Uma investigação da Polícia Federal afirma que o banqueiro Daniel Vorcaro, dono do Banco Master, usava uma organização criminosa estruturada para atacar, monitorar e intimidar adversários. Segundo a PF, o grupo era dividido entre um núcleo de hackers, conhecido como “Os Meninos”, e uma frente de ações físicas chamada “A Turma”.
Vorcaro está preso em Brasília, acusado de chefiar um esquema bilionário de fraudes financeiras que, segundo a PF, pode chegar a R$ 12 bilhões.
Segundo a TV Globo, a apuração aponta uso de inteligência artificial, falsificação de documentos públicos e participação de policiais, bicheiros e outros operadores. A estrutura foi detalhada em relatórios que embasaram mandados de prisão preventiva expedidos pelo ministro André Mendonça, do Supremo Tribunal Federal.
Um dos integrantes do núcleo tecnológico, o hacker Victor Lima Sedlmaier, foi preso em Dubai em ação conjunta entre autoridades dos Emirados Árabes Unidos, do Brasil e da Interpol.

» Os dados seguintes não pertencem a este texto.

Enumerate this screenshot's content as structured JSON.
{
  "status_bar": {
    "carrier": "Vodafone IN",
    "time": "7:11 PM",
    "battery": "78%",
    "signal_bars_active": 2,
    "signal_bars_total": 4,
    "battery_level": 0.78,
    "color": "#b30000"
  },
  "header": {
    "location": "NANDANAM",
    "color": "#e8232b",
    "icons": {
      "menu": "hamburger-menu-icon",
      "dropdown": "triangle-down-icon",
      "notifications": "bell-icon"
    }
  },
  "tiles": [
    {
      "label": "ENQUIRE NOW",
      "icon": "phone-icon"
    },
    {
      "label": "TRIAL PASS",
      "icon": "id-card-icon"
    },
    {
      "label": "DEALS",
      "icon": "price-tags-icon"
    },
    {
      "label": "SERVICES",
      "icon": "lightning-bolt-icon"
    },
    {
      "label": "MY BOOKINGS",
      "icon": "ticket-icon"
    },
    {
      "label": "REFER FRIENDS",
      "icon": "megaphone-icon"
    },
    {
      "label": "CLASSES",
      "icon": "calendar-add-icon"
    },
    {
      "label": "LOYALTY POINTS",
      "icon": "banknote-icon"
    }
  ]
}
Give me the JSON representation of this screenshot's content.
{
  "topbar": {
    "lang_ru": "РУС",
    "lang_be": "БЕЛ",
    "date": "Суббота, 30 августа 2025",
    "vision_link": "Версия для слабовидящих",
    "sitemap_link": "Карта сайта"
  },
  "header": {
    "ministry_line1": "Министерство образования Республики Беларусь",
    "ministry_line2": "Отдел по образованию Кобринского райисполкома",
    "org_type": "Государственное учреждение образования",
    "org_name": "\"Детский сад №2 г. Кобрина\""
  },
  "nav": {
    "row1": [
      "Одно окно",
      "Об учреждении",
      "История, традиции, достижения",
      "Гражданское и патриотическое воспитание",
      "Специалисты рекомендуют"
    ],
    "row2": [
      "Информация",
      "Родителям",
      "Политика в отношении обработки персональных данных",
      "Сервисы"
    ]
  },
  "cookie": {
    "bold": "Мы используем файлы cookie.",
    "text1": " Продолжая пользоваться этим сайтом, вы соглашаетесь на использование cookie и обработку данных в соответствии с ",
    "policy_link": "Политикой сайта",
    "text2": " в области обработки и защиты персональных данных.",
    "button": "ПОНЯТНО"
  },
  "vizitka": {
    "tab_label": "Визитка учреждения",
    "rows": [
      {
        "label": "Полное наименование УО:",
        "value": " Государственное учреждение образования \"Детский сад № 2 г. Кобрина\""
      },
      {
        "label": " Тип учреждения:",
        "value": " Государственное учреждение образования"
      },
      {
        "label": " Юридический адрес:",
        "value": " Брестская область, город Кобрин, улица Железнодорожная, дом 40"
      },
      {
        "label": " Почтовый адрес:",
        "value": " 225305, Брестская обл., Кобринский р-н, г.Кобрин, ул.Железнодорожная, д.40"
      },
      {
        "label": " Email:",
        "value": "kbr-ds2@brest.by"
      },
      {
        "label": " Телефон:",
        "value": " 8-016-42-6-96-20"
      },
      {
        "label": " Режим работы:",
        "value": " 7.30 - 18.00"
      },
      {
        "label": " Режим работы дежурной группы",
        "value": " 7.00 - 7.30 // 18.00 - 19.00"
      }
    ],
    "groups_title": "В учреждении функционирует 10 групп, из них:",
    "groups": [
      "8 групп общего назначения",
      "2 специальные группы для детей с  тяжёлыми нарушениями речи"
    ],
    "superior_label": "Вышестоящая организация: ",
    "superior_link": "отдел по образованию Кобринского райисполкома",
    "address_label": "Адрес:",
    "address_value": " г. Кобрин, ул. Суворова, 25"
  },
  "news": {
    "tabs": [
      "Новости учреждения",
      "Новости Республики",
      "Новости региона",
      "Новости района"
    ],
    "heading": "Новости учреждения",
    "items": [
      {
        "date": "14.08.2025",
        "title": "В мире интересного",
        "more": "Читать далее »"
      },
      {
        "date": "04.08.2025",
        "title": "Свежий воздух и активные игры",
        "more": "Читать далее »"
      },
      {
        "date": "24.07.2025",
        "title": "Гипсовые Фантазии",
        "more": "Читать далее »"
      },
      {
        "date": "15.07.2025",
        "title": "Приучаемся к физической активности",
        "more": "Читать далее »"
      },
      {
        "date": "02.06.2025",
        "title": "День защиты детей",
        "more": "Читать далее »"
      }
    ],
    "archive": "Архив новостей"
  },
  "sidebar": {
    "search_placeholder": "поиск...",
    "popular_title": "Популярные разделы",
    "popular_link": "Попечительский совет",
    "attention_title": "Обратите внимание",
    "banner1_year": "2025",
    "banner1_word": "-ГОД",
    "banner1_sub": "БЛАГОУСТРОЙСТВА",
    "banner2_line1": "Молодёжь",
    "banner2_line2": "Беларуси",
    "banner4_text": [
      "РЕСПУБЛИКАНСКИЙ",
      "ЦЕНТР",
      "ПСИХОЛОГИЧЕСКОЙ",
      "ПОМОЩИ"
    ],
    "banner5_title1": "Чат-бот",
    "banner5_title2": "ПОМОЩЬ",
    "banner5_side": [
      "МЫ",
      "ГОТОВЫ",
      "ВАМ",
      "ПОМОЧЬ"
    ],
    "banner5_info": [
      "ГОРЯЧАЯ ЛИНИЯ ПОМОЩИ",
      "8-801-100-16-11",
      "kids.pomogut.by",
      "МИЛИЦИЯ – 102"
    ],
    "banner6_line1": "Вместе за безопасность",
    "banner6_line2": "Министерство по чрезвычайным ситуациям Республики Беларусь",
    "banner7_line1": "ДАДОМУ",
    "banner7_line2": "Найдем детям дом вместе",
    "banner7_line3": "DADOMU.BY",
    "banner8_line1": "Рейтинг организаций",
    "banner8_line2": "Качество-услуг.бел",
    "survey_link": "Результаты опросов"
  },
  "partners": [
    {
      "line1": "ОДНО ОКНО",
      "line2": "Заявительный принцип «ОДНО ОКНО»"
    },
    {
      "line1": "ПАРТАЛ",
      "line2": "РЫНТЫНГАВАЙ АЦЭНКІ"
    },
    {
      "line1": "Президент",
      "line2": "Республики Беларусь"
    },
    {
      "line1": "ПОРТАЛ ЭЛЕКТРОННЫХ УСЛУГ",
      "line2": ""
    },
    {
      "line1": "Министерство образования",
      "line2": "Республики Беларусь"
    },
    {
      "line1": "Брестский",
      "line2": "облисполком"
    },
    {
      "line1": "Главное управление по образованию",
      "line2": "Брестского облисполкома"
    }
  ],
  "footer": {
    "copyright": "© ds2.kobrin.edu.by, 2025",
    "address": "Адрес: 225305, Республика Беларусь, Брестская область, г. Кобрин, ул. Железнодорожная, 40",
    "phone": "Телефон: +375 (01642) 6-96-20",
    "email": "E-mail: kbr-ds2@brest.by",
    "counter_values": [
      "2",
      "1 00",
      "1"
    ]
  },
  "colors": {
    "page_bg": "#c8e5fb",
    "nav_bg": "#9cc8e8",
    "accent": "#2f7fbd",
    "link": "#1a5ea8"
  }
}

Em depoimento após desembarcar no Aeroporto de Guarulhos, ele afirmou que desenvolvia softwares e prestava serviços de tecnologia para o grupo desde 2024, recebendo R$ 2 mil mensais mais bônus.
A PF suspeita que Sedlmaier também recebia pagamentos por meio de duas drogarias das quais era sócio com 1% de participação. Segundo a investigação, as ordens ao núcleo hacker eram dadas por David Henrique Alves, de 23 anos, apontado como chefe do setor, com salário de R$ 35 mil mensais.
No dia 4 de março, data da prisão de Vorcaro, Alves foi abordado pela Polícia Rodoviária Federal em uma estrada de Minas Gerais com um computador de mesa e três notebooks. O veículo pertencia a Felipe Mourão, conhecido como “Sicário”, preso no mesmo dia e que cometeu suicídio. Alves não tinha mandado de prisão na ocasião e está foragido desde quinta-feira (14).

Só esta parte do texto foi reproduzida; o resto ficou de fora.